An open-source implementation of the canonical two-tower retrieval architecture used in production at YouTube, Spotify, and other recommenders. Trained on the Last.fm 1K users dataset (19M listening events).
Paper-style writeup:
docs/PAPER.md— abstract, method, math, results, limitations.
The goal: a reference implementation that's readable, reproducible, and honest about the math — contrastive loss, in-batch negatives, sampled softmax, and FAISS retrieval explained from first principles.
User tower: user_id ──► Embedding ──► MLP ──► user_vec (dim=128)
│
dot product │
│
Track tower: track_id ──► Embedding ──► MLP ──► track_vec (dim=128)

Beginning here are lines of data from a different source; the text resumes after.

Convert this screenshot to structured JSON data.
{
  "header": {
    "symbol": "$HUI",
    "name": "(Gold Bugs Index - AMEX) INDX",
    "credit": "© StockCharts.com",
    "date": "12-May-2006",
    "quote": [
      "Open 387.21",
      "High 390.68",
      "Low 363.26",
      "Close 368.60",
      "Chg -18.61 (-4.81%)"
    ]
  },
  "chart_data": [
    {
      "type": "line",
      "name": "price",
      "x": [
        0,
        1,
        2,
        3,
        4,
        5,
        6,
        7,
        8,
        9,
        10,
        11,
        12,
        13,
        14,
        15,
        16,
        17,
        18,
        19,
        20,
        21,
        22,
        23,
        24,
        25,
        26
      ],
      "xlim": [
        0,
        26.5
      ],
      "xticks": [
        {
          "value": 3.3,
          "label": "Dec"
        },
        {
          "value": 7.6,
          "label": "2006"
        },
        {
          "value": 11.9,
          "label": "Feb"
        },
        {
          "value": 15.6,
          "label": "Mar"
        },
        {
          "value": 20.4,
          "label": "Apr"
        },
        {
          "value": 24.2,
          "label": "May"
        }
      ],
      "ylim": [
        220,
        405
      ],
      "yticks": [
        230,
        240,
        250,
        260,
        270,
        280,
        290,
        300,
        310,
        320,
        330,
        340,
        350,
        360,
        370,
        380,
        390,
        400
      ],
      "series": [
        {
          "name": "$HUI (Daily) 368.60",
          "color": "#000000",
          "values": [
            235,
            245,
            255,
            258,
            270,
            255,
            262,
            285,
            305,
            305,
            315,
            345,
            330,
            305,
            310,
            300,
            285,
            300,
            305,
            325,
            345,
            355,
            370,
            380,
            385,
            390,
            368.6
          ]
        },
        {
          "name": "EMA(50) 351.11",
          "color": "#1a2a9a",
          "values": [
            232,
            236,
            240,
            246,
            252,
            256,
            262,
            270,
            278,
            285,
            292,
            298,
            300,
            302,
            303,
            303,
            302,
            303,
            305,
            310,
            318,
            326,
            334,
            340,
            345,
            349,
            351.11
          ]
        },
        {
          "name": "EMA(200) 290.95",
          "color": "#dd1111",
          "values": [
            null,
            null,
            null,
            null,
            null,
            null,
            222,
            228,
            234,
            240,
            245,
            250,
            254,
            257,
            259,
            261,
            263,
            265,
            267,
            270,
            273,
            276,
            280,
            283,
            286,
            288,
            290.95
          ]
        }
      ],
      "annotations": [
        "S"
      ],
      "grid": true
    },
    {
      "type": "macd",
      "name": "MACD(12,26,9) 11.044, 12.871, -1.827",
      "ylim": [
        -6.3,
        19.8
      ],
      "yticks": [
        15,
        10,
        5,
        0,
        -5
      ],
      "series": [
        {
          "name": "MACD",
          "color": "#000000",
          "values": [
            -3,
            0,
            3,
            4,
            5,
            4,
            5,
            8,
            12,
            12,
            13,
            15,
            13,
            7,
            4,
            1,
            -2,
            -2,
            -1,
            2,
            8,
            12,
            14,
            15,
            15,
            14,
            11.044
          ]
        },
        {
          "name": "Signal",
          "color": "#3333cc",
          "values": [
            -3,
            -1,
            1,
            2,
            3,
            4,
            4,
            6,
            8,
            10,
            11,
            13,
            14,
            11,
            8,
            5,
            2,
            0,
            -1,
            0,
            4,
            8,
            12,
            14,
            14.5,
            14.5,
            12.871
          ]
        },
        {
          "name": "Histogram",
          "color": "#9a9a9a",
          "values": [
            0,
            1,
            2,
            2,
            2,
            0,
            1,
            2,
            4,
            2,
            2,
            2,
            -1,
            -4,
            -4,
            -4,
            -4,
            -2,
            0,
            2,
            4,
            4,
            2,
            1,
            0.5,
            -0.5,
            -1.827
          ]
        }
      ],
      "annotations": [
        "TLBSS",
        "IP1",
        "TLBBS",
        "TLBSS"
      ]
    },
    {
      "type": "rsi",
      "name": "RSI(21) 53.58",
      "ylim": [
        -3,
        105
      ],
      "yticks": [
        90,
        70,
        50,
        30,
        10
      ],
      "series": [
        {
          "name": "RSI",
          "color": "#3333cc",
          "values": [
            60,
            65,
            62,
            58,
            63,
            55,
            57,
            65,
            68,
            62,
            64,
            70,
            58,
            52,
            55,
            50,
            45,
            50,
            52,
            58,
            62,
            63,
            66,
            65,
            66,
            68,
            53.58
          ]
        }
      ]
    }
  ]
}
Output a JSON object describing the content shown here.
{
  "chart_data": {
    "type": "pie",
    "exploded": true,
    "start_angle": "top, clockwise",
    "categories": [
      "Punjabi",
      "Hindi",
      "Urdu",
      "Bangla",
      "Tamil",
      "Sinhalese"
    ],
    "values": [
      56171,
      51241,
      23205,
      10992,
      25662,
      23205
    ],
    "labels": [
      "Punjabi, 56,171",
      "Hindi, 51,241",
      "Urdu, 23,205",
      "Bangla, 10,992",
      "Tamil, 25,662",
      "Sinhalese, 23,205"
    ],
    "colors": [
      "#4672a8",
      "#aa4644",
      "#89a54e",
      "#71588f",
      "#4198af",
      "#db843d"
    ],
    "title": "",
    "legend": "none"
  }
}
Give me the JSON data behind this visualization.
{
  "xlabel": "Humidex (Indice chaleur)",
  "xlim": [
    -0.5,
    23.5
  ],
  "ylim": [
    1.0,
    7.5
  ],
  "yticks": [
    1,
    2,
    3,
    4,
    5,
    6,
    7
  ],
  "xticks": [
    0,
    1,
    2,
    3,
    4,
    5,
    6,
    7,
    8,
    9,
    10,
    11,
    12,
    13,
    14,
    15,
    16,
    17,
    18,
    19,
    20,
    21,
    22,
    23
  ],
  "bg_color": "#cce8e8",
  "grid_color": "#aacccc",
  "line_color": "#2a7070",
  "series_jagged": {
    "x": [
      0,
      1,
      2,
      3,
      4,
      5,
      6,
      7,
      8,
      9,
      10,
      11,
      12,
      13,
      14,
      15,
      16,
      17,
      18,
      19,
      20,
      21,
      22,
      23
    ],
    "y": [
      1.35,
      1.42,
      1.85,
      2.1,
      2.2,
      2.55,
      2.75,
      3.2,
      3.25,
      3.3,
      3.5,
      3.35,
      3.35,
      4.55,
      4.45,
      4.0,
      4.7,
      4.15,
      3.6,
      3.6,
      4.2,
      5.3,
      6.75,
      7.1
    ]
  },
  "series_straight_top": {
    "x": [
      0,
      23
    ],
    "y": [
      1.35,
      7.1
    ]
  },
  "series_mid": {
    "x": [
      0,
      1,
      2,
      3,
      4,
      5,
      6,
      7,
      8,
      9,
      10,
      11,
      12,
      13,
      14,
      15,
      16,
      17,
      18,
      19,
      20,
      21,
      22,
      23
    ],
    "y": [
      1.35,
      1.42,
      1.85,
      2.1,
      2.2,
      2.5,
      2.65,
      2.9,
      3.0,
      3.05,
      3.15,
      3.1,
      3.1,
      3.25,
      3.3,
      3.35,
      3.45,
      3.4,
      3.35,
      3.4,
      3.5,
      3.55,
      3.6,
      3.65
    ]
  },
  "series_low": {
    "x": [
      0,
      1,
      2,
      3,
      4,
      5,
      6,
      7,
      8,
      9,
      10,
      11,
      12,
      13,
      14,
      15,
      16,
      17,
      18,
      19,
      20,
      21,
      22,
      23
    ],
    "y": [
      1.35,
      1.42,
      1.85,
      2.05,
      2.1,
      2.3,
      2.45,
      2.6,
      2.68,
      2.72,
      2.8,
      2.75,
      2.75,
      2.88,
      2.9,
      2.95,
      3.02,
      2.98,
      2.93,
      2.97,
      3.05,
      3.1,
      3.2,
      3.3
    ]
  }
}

+ artist_id, audio features
Trained with InfoNCE contrastive loss using in-batch negatives. At inference, all track vectors are indexed in FAISS for sub-millisecond top-K retrieval.
uv sync
uv run python -m loopback.data prepare # download + process Last.fm 1K
uv run python -m loopback.train # train two-tower
uv run python -m loopback.eval # recall@10, recall@50Last.fm 1K users — 19M listening events from 1000 users (2005-2009). Schema: (user_id, timestamp, artist_mbid, artist_name, track_mbid, track_name).
Temporal split: oldest 80% train, next 10% val, last 10% test.

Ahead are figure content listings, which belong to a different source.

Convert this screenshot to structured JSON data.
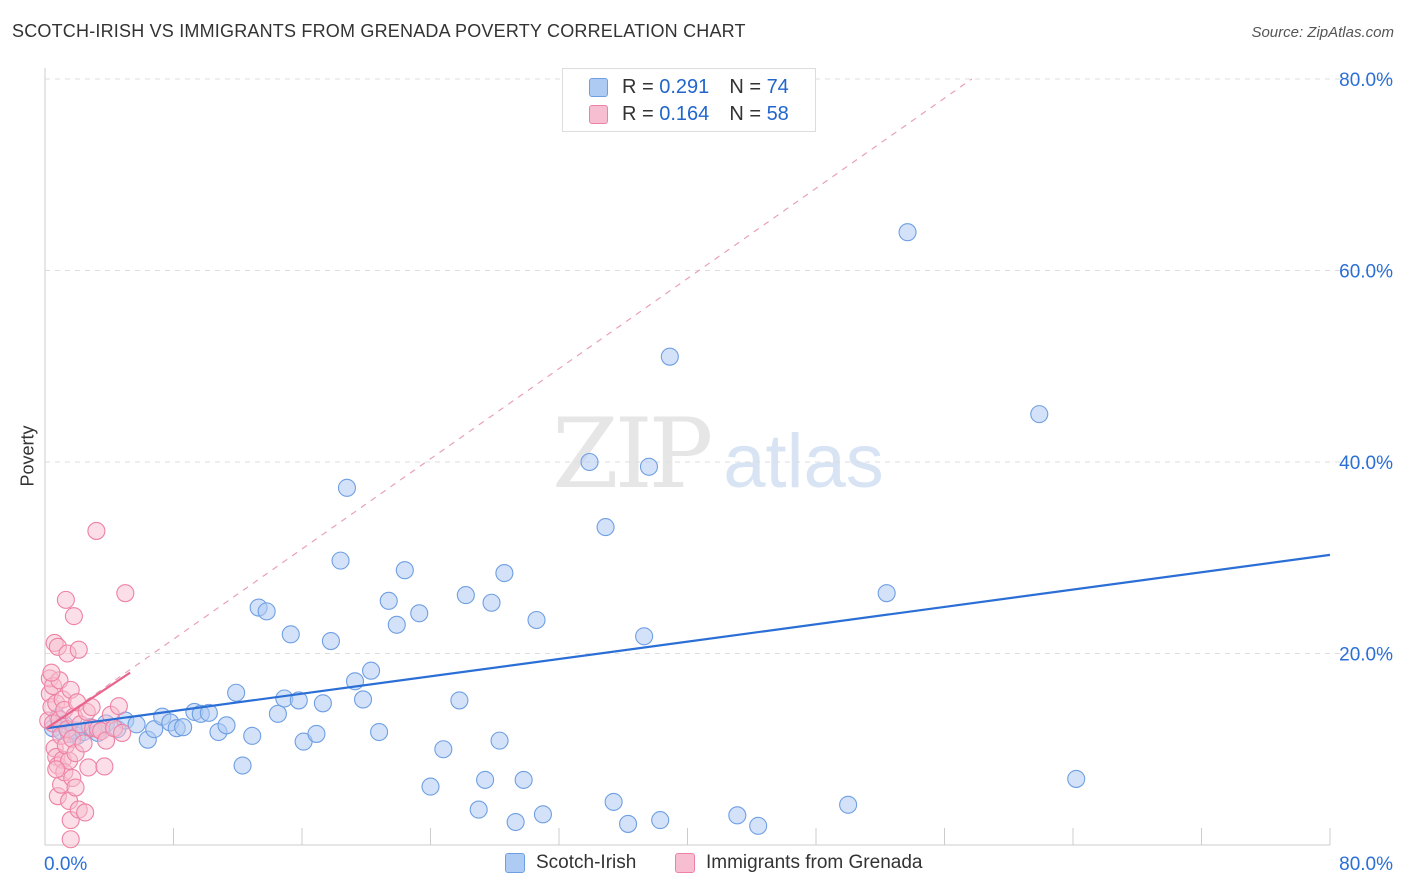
{
  "chart_data": {
    "type": "scatter",
    "title": "SCOTCH-IRISH VS IMMIGRANTS FROM GRENADA POVERTY CORRELATION CHART",
    "source": "Source: ZipAtlas.com",
    "ylabel": "Poverty",
    "xlabel": "",
    "xlim": [
      0,
      80
    ],
    "ylim": [
      0,
      80
    ],
    "x_tick_labels": [
      "0.0%",
      "80.0%"
    ],
    "y_tick_labels": [
      "20.0%",
      "40.0%",
      "60.0%",
      "80.0%"
    ],
    "y_ticks": [
      20,
      40,
      60,
      80
    ],
    "grid": "horizontal dashed",
    "watermark": {
      "zip": "ZIP",
      "atlas": "atlas"
    },
    "legend": [
      {
        "r_label": "R =",
        "r_value": "0.291",
        "n_label": "N =",
        "n_value": "74"
      },
      {
        "r_label": "R =",
        "r_value": "0.164",
        "n_label": "N =",
        "n_value": "58"
      }
    ],
    "series": [
      {
        "name": "Scotch-Irish",
        "color": "#6f9fe3",
        "fill": "#aecbf3",
        "line_color": "#2b6fd6",
        "trend": {
          "x": [
            0.1,
            80
          ],
          "y": [
            12.2,
            30.3
          ]
        },
        "points": [
          [
            0.5,
            12.2
          ],
          [
            0.8,
            13.3
          ],
          [
            1.0,
            11.9
          ],
          [
            1.2,
            12.6
          ],
          [
            1.5,
            11.6
          ],
          [
            1.8,
            12.0
          ],
          [
            2.0,
            11.4
          ],
          [
            2.4,
            11.8
          ],
          [
            2.8,
            12.3
          ],
          [
            3.3,
            11.7
          ],
          [
            3.8,
            12.7
          ],
          [
            4.5,
            12.1
          ],
          [
            5.0,
            13.0
          ],
          [
            5.7,
            12.6
          ],
          [
            6.4,
            11.0
          ],
          [
            6.8,
            12.1
          ],
          [
            7.3,
            13.4
          ],
          [
            7.8,
            12.8
          ],
          [
            8.2,
            12.2
          ],
          [
            8.6,
            12.3
          ],
          [
            9.3,
            13.9
          ],
          [
            9.7,
            13.7
          ],
          [
            10.2,
            13.8
          ],
          [
            10.8,
            11.8
          ],
          [
            11.3,
            12.5
          ],
          [
            11.9,
            15.9
          ],
          [
            12.3,
            8.3
          ],
          [
            12.9,
            11.4
          ],
          [
            13.3,
            24.8
          ],
          [
            13.8,
            24.4
          ],
          [
            14.5,
            13.7
          ],
          [
            14.9,
            15.3
          ],
          [
            15.3,
            22.0
          ],
          [
            15.8,
            15.1
          ],
          [
            16.1,
            10.8
          ],
          [
            16.9,
            11.6
          ],
          [
            17.3,
            14.8
          ],
          [
            17.8,
            21.3
          ],
          [
            18.4,
            29.7
          ],
          [
            18.8,
            37.3
          ],
          [
            19.3,
            17.1
          ],
          [
            19.8,
            15.2
          ],
          [
            20.3,
            18.2
          ],
          [
            20.8,
            11.8
          ],
          [
            21.4,
            25.5
          ],
          [
            21.9,
            23.0
          ],
          [
            22.4,
            28.7
          ],
          [
            23.3,
            24.2
          ],
          [
            24.0,
            6.1
          ],
          [
            24.8,
            10.0
          ],
          [
            25.8,
            15.1
          ],
          [
            26.2,
            26.1
          ],
          [
            27.0,
            3.7
          ],
          [
            27.4,
            6.8
          ],
          [
            27.8,
            25.3
          ],
          [
            28.3,
            10.9
          ],
          [
            28.6,
            28.4
          ],
          [
            29.3,
            2.4
          ],
          [
            29.8,
            6.8
          ],
          [
            30.6,
            23.5
          ],
          [
            31.0,
            3.2
          ],
          [
            33.9,
            40.0
          ],
          [
            34.9,
            33.2
          ],
          [
            35.4,
            4.5
          ],
          [
            36.3,
            2.2
          ],
          [
            37.3,
            21.8
          ],
          [
            37.6,
            39.5
          ],
          [
            38.3,
            2.6
          ],
          [
            38.9,
            51.0
          ],
          [
            43.1,
            3.1
          ],
          [
            44.4,
            2.0
          ],
          [
            50.0,
            4.2
          ],
          [
            52.4,
            26.3
          ],
          [
            53.7,
            64.0
          ],
          [
            61.9,
            45.0
          ],
          [
            64.2,
            6.9
          ]
        ]
      },
      {
        "name": "Immigrants from Grenada",
        "color": "#ee82a4",
        "fill": "#f7bdd0",
        "line_color": "#e8648c",
        "trend": {
          "x": [
            0.1,
            5.3
          ],
          "y": [
            12.2,
            18.0
          ]
        },
        "trend_ext": {
          "x": [
            0.1,
            57.7
          ],
          "y": [
            12.2,
            80
          ]
        },
        "points": [
          [
            0.2,
            13.0
          ],
          [
            0.3,
            15.8
          ],
          [
            0.3,
            17.4
          ],
          [
            0.4,
            14.4
          ],
          [
            0.5,
            12.7
          ],
          [
            0.5,
            16.6
          ],
          [
            0.6,
            10.1
          ],
          [
            0.6,
            21.1
          ],
          [
            0.7,
            9.2
          ],
          [
            0.7,
            14.8
          ],
          [
            0.8,
            5.1
          ],
          [
            0.8,
            8.3
          ],
          [
            0.8,
            20.7
          ],
          [
            0.9,
            13.1
          ],
          [
            0.9,
            17.2
          ],
          [
            1.0,
            6.3
          ],
          [
            1.0,
            11.4
          ],
          [
            1.1,
            8.9
          ],
          [
            1.1,
            15.2
          ],
          [
            1.2,
            7.6
          ],
          [
            1.2,
            14.1
          ],
          [
            1.3,
            25.6
          ],
          [
            1.3,
            10.4
          ],
          [
            1.4,
            12.1
          ],
          [
            1.4,
            20.0
          ],
          [
            1.5,
            4.6
          ],
          [
            1.5,
            8.8
          ],
          [
            1.6,
            16.2
          ],
          [
            1.6,
            2.6
          ],
          [
            1.7,
            11.1
          ],
          [
            1.7,
            7.0
          ],
          [
            1.8,
            23.9
          ],
          [
            1.8,
            13.4
          ],
          [
            1.9,
            6.0
          ],
          [
            1.9,
            9.6
          ],
          [
            2.0,
            14.9
          ],
          [
            2.1,
            3.7
          ],
          [
            2.1,
            20.4
          ],
          [
            2.2,
            12.6
          ],
          [
            2.4,
            10.6
          ],
          [
            2.5,
            3.4
          ],
          [
            2.6,
            13.9
          ],
          [
            2.7,
            8.1
          ],
          [
            2.9,
            14.4
          ],
          [
            3.0,
            12.2
          ],
          [
            3.2,
            32.8
          ],
          [
            3.3,
            12.1
          ],
          [
            3.5,
            11.9
          ],
          [
            3.7,
            8.2
          ],
          [
            3.8,
            10.9
          ],
          [
            4.1,
            13.6
          ],
          [
            4.3,
            12.2
          ],
          [
            4.6,
            14.5
          ],
          [
            4.8,
            11.7
          ],
          [
            5.0,
            26.3
          ],
          [
            1.6,
            0.6
          ],
          [
            0.4,
            18.0
          ],
          [
            0.7,
            7.9
          ]
        ]
      }
    ]
  },
  "bottom_legend": [
    {
      "label": "Scotch-Irish"
    },
    {
      "label": "Immigrants from Grenada"
    }
  ]
}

After processing: 992 users · 1.5M unique tracks · 174K artists · 19.1M interactions (15.3M train / 1.9M val / 1.9M test).
3 epochs, batch 4096, embed dim 128, in-batch negatives, AdamW lr=1e-3, Apple M-series MPS, ~9 min/epoch.
| Metric | Value | Random baseline |
|---|---|---|
| Recall@10 | 0.0708 | 6.7e-6 |
| Recall@50 | 0.2172 | 3.3e-5 |
| Recall@100 | 0.3140 | 6.7e-5 |
Evaluated on 847 test users with seen-track filtering against the full 1.5M-track catalog.
Given a batch of B (user, positive-track) pairs, we compute the B × B similarity matrix S where S[i,j] = u_i · t_j. The diagonal is the positive pair, off-diagonal entries are treated as negatives — every other track in the batch is an "implicit" negative for user i.
The loss is symmetric cross-entropy on S (user→track) and S.T (track→user), exactly the CLIP objective. With a learnable temperature, the model learns how peaked the softmax should be. This avoids ever materializing the full 1.5M-track softmax denominator that would make naive maximum-likelihood training infeasible.
Apache 2.0